E. Visualization Results

In this part, we provide the Grad-CAM visualizations of firM,M{n,r,t}f^{M}_{ir},M\in\{n,r,t\}. These features are the fully interacted features of different modalities after MA. To be specific, we visualize discriminative features of persons and vehicles in Fig. 10 and Fig. 11, respectively. As we can see, different modalities have different discriminative regions, which means the complementary information is effectively utilized. Meanwhile, in Fig. 10, the discriminative regions are consistent with the human perception, where fine-grained details like the head, clothes, shoes and bags are highlighted.
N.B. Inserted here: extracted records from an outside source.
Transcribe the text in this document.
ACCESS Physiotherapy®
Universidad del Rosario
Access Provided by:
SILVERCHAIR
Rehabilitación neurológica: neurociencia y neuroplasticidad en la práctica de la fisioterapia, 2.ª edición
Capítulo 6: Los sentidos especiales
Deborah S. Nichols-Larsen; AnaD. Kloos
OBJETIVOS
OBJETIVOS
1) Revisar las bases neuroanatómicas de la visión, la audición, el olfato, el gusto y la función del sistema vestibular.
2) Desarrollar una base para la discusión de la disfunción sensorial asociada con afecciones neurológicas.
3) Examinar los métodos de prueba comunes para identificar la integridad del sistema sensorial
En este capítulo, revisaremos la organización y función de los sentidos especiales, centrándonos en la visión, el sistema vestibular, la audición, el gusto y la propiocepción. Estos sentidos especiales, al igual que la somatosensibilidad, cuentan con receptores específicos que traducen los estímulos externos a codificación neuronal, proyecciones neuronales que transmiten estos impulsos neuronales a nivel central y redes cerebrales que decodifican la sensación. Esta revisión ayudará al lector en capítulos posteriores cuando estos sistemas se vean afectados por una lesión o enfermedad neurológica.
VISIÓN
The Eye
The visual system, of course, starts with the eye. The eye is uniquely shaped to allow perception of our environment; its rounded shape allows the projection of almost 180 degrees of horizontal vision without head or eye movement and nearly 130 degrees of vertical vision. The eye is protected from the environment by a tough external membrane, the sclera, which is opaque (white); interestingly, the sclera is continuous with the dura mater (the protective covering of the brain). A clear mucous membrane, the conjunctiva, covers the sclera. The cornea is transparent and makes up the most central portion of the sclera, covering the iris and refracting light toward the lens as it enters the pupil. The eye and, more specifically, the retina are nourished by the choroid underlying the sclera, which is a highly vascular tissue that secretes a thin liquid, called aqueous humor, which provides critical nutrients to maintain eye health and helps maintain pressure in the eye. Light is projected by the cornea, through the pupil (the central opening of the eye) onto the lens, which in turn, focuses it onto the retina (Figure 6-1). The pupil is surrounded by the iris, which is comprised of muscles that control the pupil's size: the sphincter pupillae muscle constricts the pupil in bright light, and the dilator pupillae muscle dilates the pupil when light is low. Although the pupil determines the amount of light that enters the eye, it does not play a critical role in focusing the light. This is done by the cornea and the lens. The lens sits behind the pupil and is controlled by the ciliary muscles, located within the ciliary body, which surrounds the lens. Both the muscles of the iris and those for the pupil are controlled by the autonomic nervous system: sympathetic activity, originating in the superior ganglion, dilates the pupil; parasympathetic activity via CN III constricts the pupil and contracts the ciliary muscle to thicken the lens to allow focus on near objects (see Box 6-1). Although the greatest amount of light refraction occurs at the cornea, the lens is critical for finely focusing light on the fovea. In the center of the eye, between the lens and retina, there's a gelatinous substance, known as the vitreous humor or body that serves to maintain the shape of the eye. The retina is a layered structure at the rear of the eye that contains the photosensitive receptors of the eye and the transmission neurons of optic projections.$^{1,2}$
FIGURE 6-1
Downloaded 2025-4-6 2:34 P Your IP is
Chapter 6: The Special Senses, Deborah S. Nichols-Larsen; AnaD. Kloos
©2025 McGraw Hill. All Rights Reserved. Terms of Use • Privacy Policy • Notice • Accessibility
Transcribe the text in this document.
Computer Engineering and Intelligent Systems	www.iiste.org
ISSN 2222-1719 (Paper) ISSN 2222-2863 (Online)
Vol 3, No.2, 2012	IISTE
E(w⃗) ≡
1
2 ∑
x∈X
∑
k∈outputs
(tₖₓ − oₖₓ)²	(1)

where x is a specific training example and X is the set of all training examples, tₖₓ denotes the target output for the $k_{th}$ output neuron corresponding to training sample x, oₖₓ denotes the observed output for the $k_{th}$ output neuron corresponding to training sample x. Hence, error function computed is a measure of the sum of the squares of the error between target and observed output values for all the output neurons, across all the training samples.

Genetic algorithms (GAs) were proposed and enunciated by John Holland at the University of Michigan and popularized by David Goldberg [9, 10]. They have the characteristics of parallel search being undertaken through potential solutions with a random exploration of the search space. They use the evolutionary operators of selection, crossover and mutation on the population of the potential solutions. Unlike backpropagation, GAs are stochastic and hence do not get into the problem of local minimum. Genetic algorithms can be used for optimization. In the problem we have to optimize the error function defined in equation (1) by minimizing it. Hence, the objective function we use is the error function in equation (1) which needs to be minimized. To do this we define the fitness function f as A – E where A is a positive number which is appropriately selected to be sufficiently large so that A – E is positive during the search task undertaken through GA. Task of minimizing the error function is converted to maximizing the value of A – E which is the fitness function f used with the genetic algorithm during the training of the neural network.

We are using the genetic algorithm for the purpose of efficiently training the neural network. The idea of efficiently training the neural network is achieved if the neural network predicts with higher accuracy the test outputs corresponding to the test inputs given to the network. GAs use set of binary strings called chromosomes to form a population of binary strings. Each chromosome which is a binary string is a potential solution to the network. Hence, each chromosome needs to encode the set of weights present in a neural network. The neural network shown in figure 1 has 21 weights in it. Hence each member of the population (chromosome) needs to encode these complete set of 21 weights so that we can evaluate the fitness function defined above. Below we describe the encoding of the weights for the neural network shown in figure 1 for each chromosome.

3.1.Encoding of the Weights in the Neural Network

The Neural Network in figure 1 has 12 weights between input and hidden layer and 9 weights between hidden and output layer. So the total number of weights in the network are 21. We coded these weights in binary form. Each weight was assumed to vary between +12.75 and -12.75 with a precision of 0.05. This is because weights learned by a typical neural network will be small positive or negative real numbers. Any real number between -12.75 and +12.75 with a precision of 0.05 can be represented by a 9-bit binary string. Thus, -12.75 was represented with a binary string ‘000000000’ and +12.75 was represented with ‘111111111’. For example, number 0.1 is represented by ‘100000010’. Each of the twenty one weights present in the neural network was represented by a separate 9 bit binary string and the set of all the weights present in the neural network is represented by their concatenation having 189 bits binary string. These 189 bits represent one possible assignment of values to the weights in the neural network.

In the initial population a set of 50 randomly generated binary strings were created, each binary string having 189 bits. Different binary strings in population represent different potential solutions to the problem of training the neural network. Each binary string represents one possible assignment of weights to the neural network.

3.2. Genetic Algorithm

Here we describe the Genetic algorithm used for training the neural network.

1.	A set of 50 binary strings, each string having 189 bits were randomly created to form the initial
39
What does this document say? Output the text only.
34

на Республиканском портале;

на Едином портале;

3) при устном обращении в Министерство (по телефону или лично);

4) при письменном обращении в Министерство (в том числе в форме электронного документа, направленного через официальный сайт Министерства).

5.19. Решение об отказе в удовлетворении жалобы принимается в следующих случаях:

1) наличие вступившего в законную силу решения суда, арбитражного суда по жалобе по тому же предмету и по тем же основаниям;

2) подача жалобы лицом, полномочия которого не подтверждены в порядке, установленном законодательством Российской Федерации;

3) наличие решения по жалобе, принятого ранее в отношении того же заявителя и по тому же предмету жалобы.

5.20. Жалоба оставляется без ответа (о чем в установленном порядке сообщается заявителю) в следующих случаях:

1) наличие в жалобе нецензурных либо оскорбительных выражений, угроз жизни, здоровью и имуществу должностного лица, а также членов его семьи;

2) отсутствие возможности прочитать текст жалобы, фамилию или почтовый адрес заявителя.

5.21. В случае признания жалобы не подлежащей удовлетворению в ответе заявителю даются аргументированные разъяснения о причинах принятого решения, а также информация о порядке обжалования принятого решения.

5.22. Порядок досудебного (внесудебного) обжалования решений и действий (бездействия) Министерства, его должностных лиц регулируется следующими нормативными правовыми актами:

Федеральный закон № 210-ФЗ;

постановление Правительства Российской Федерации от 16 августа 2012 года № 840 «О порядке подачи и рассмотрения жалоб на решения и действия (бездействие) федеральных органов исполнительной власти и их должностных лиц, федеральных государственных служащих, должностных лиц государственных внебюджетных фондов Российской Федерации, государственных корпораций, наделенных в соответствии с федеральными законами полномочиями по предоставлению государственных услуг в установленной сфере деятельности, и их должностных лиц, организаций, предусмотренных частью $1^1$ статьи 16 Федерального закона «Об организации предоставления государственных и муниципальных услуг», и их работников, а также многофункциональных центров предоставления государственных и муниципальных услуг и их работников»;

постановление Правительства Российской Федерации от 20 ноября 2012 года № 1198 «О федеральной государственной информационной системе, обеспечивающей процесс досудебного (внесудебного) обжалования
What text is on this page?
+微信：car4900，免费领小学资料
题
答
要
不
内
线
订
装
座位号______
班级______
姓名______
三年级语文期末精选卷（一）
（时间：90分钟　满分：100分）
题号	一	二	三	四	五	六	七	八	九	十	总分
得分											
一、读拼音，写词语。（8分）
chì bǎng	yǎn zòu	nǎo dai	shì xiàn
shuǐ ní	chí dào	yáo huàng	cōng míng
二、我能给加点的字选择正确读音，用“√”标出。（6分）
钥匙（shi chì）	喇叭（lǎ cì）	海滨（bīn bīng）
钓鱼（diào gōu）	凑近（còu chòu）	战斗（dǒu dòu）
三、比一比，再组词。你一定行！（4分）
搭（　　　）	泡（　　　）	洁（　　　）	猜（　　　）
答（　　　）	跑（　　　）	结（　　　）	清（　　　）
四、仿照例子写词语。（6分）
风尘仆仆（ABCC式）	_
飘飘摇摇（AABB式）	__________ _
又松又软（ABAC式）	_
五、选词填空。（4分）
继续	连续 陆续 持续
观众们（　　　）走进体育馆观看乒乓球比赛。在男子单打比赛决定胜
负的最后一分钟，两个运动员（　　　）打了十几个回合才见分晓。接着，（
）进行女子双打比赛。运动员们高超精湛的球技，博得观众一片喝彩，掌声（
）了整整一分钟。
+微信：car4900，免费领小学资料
In Fig. 11, we exhibit the samples with different visual scenarios and viewpoints. We observe that even certain modalities are completely invisible, the discriminative regions are still highlighted, showcasing the effectiveness of modality interaction. In conclusion, the Grad-CAM visualizations fully validate the effectiveness of our proposed method.